Ele faz uma pausa, os olhos digitalizando meu apartamento, em seguida, vira o interruptor de luz perto da porta.
— Este é o lugar onde você mora? — Eu aceno. Eu pensei que estava transando. — Onde está toda a sua mobília?
Meu apartamento é escasso: sofá, televisão, e nada mais na área de estar. Eu preciso ser capaz de me mover em qualquer momento, e não posso fazer isso se eu guardar merda e me apegar a todo lugar que
temporariamente moro. Eu alugo lugares decorados.
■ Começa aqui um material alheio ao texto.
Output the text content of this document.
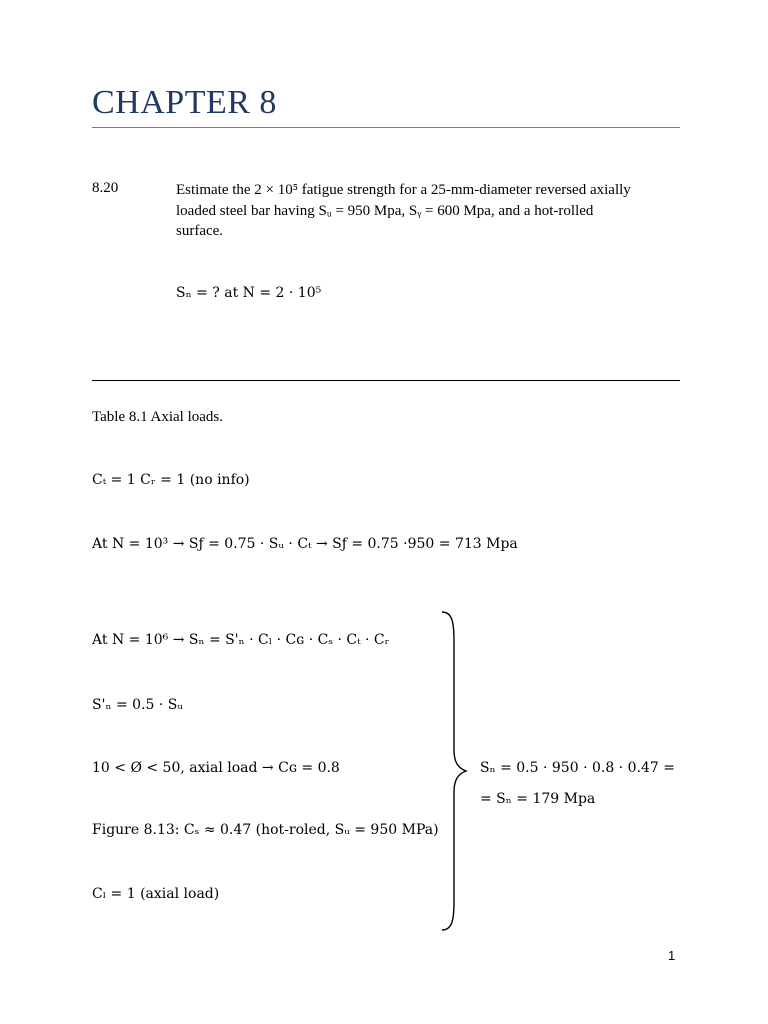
CHAPTER 8
8.20	Estimate the 2 × 10⁵ fatigue strength for a 25-mm-diameter reversed axially
loaded steel bar having Sᵤ = 950 Mpa, Sᵧ = 600 Mpa, and a hot-rolled
surface.
Sₙ = ? at N = 2 · 10⁵
Table 8.1 Axial loads.
Cₜ = 1 Cᵣ = 1 (no info)
At N = 10³ → Sƒ = 0.75 · Sᵤ · Cₜ → Sƒ = 0.75 ·950 = 713 Mpa
At N = 10⁶ → Sₙ = S'ₙ · Cₗ · Cɢ · Cₛ · Cₜ · Cᵣ
S'ₙ = 0.5 · Sᵤ
10 < Ø < 50, axial load → Cɢ = 0.8
Figure 8.13: Cₛ ≈ 0.47 (hot-roled, Sᵤ = 950 MPa)
Cₗ = 1 (axial load)
Sₙ = 0.5 · 950 · 0.8 · 0.47 =
= Sₙ = 179 Mpa
1
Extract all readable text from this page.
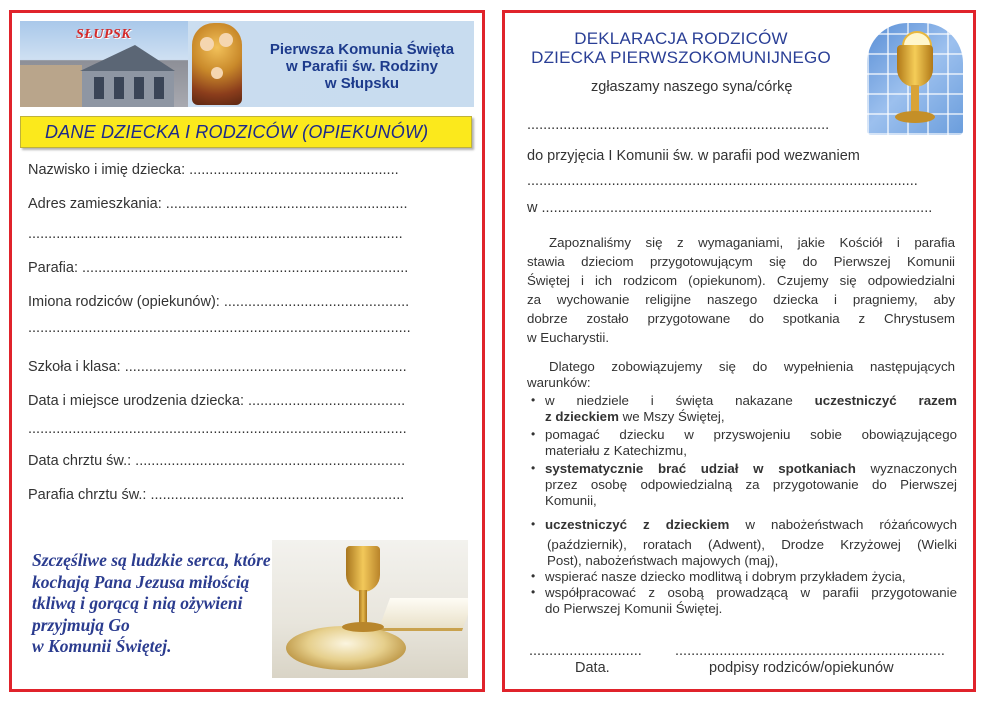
SŁUPSK
Pierwsza Komunia Święta
w Parafii św. Rodziny
w Słupsku
DANE DZIECKA I RODZICÓW (OPIEKUNÓW)
Nazwisko i imię dziecka: ....................................................
Adres zamieszkania: ............................................................
.............................................................................................
Parafia: .................................................................................
Imiona rodziców (opiekunów): ..............................................
...............................................................................................
Szkoła i klasa: ......................................................................
Data i miejsce urodzenia dziecka: .......................................
..............................................................................................
Data chrztu św.: ...................................................................
Parafia chrztu św.: ...............................................................
Szczęśliwe są ludzkie serca, które
kochają Pana Jezusa miłością
tkliwą i gorącą i nią ożywieni
przyjmują Go
w Komunii Świętej.
DEKLARACJA RODZICÓW
DZIECKA PIERWSZOKOMUNIJNEGO
zgłaszamy naszego syna/córkę
...........................................................................
do przyjęcia I Komunii św. w parafii pod wezwaniem
.................................................................................................
w .................................................................................................
Zapoznaliśmy się z wymaganiami, jakie Kościół i parafia
stawia dzieciom przygotowującym się do Pierwszej Komunii
Świętej i ich rodzicom (opiekunom). Czujemy się odpowiedzialni
za wychowanie religijne naszego dziecka i pragniemy, aby
dobrze zostało przygotowane do spotkania z Chrystusem
w Eucharystii.
Dlatego zobowiązujemy się do wypełnienia następujących
warunków:
• w niedziele i święta nakazane uczestniczyć razem
z dzieckiem we Mszy Świętej,
• pomagać dziecku w przyswojeniu sobie obowiązującego
materiału z Katechizmu,
• systematycznie brać udział w spotkaniach wyznaczonych
przez osobę odpowiedzialną za przygotowanie do Pierwszej
Komunii,
• uczestniczyć z dzieckiem w nabożeństwach różańcowych
(październik), roratach (Adwent), Drodze Krzyżowej (Wielki
Post), nabożeństwach majowych (maj),
• wspierać nasze dziecko modlitwą i dobrym przykładem życia,
• współpracować z osobą prowadzącą w parafii przygotowanie
do Pierwszej Komunii Świętej.
............................ ...................................................................
Data.	podpisy rodziców/opiekunów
É mais fácil juntar as coisas quando você só tem o básico para embalar.
— Eu sou minimalista — eu digo e cruzo os braços.
— Minimalista? Parece mais como você está sem dinheiro e mal pode dar ao luxo de viver aqui. É por isso que você vendeu sua Harley? Você estava quebrada? — Como se eu fosse dizer a verdade.
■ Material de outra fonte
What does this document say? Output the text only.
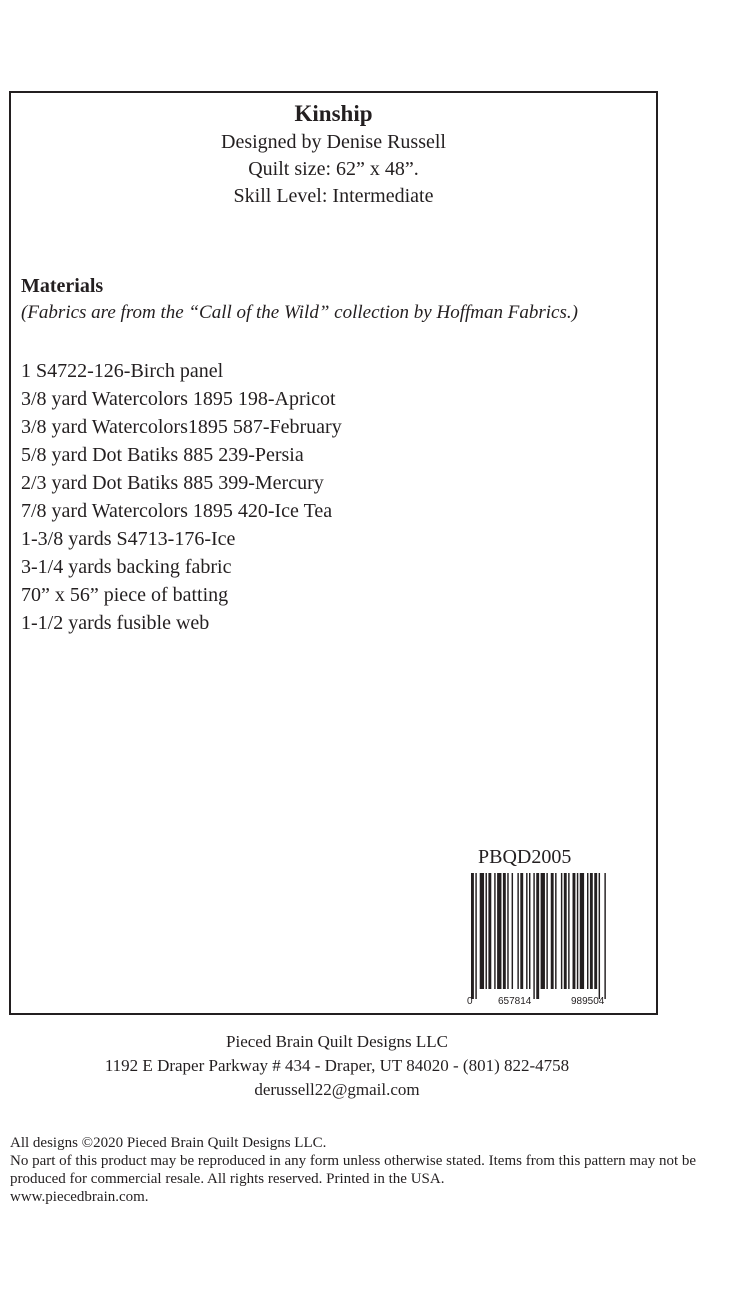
Kinship

Designed by Denise Russell

Quilt size: 62” x 48”.

Skill Level: Intermediate

Materials

(Fabrics are from the “Call of the Wild” collection by Hoffman Fabrics.)

1 S4722-126-Birch panel
3/8 yard Watercolors 1895 198-Apricot
3/8 yard Watercolors1895 587-February
5/8 yard Dot Batiks 885 239-Persia
2/3 yard Dot Batiks 885 399-Mercury
7/8 yard Watercolors 1895 420-Ice Tea
1-3/8 yards S4713-176-Ice
3-1/4 yards backing fabric
70” x 56” piece of batting
1-1/2 yards fusible web

PBQD2005

0	657814	989504

Pieced Brain Quilt Designs LLC

1192 E Draper Parkway # 434 - Draper, UT 84020 - (801) 822-4758

derussell22@gmail.com

All designs ©2020 Pieced Brain Quilt Designs LLC.

No part of this product may be reproduced in any form unless otherwise stated. Items from this pattern may not be produced for commercial resale. All rights reserved. Printed in the USA.

www.piecedbrain.com.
— Não. Eu já lhe disse o motivo. Este é apenas como eu vivo.
Ele se vira e olha para minha cozinha nua, sem nada em cima do balcão, apenas um forno de microondas, em seguida, caminha até o pequeno corredor para o banheiro e quarto.
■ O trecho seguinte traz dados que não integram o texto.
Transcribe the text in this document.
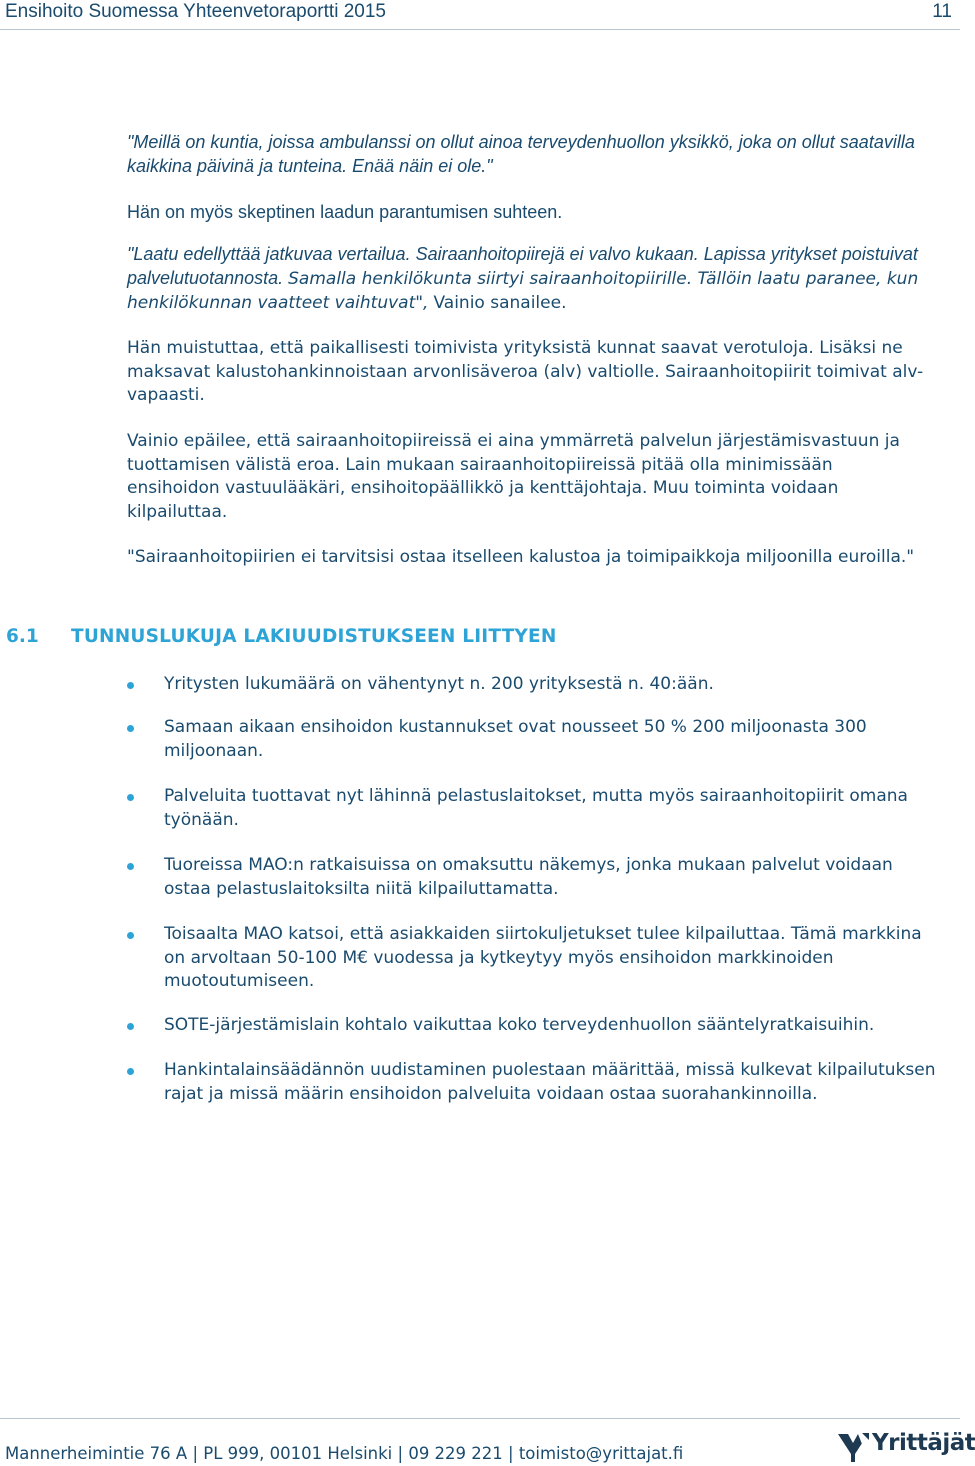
Ensihoito Suomessa Yhteenvetoraportti 2015	11

"Meillä on kuntia, joissa ambulanssi on ollut ainoa terveydenhuollon yksikkö, joka on ollut saatavilla kaikkina päivinä ja tunteina. Enää näin ei ole."

Hän on myös skeptinen laadun parantumisen suhteen.

"Laatu edellyttää jatkuvaa vertailua. Sairaanhoitopiirejä ei valvo kukaan. Lapissa yritykset poistuivat palvelutuotannosta. Samalla henkilökunta siirtyi sairaanhoitopiirille. Tällöin laatu paranee, kun henkilökunnan vaatteet vaihtuvat", Vainio sanailee.

Hän muistuttaa, että paikallisesti toimivista yrityksistä kunnat saavat verotuloja. Lisäksi ne maksavat kalustohankinnoistaan arvonlisäveroa (alv) valtiolle. Sairaanhoitopiirit toimivat alv-vapaasti.

Vainio epäilee, että sairaanhoitopiireissä ei aina ymmärretä palvelun järjestämisvastuun ja tuottamisen välistä eroa. Lain mukaan sairaanhoitopiireissä pitää olla minimissään ensihoidon vastuulääkäri, ensihoitopäällikkö ja kenttäjohtaja. Muu toiminta voidaan kilpailuttaa.

"Sairaanhoitopiirien ei tarvitsisi ostaa itselleen kalustoa ja toimipaikkoja miljoonilla euroilla."

6.1 TUNNUSLUKUJA LAKIUUDISTUKSEEN LIITTYEN

Yritysten lukumäärä on vähentynyt n. 200 yrityksestä n. 40:ään.

Samaan aikaan ensihoidon kustannukset ovat nousseet 50 % 200 miljoonasta 300 miljoonaan.

Palveluita tuottavat nyt lähinnä pelastuslaitokset, mutta myös sairaanhoitopiirit omana työnään.

Tuoreissa MAO:n ratkaisuissa on omaksuttu näkemys, jonka mukaan palvelut voidaan ostaa pelastuslaitoksilta niitä kilpailuttamatta.

Toisaalta MAO katsoi, että asiakkaiden siirtokuljetukset tulee kilpailuttaa. Tämä markkina on arvoltaan 50-100 M€ vuodessa ja kytkeytyy myös ensihoidon markkinoiden muotoutumiseen.

SOTE-järjestämislain kohtalo vaikuttaa koko terveydenhuollon sääntelyratkaisuihin.

Hankintalainsäädännön uudistaminen puolestaan määrittää, missä kulkevat kilpailutuksen rajat ja missä määrin ensihoidon palveluita voidaan ostaa suorahankinnoilla.

Mannerheimintie 76 A | PL 999, 00101 Helsinki | 09 229 221 | toimisto@yrittajat.fi	Yrittäjät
— Você paga para viver aqui?
— O quê? Sim!
— Nunca se sabe. Pessoas ficam em lugares que eles não têm direito.
— Eu não posso acreditar que você acabou de me acusar de ser uma intrusa. Será que um posseiro a manteria assim limpa? Será que um posseiro tem uma chave do apartamento?
— Peço desculpas — diz ele, enquanto caminha de volta para mim.
Seus olhos estão me olhando ao longo da cabeça aos pés. Fome surge neles. Eu acho que ele se esqueceu de minha situação de vida quando se lembrou de que estava prestes a transar.
Suas mãos encontram meus quadris, e agora eu esqueci sobre tudo, mas o quanto eu quero seus lábios nos meus.
— Ashlyn ...
— Sim?
— Você quer saber o meu nome? — Não, realmente não. Eu não preciso de uma razão para apegar-se a um nome e iniciar isso. Embora, se eu disser isso ele definitivamente vai juntar as coisas.
— Certo. Eu deveria saber qual nome chamar durante o sexo.
Ele ri.
— Rowe.
— Seu nome é Rowe?
— Sim, é um nome de família. — Nome estranho, mas tanto faz.
Então, novamente, Hope não é exatamente um nome incrível, mas nunca vou revelar o meu verdadeiro eu para ele.
Eu levanto a camisa para encontrar osso duro e seu plano abdomem. Tatuagens cobrem seu peito e eu quero lamber cada polegada dele.
— Menos conversa, mais stripping — Eu ordeno.
— Mulher que gosta de ir ao que interessa. Eu gosto disso.
Estendendo a mão, eu aperto os lábios fechados. Eu não quero conhecê-lo. Eu não quero gostar de sua personalidade ou o timbre profundo de sua voz. E certamente não quero um amigo. Ele não é do tipo que posso roubar. Ele é muito observador. Além disso, ele está me vendo por quem realmente sou. Sem cabelo falso ou maquiagem cobrindo minhas tatuagens. Sem falso nariz ou queixo. Hoje à noite saí como eu. Apenas Hope.
Espera, por que um bad boy deu a mínima para o tipo de apartamento que vivo? Ele deveria ter tirado minhas roupas e pressionado minhas costas contra a parede com minhas pernas ao redor de sua cintura.
Os lábios de Rowe pressionam o local logo abaixo da minha orelha, e os meus pensamentos se dissolvem no nada. Tudo o que posso fazer agora é sentir. Sua língua toca o meu ombro enquanto sua mão puxa minha camisa para baixo para que ele possa beijar ao longo da minha pele. Meus dedos fazem o trabalho rápido na frente da calça jeans, e em nossa próxima respiração, minha mão está envolvida em torno de
seu pau. Ele geme baixo, fazendo-me querer tira-lo e cair de joelhos diante dele.
Eu não consigo me mexer. Não quando ele levanta minha camisa sobre minha cabeça e puxa meu sutiã para chupar meu mamilo em sua boca. Não quando a outra mão encontra o meu clitóris e me faz gritar. Não, não há mais pensamentos. Somente sexo com o homem delicioso diante de mim.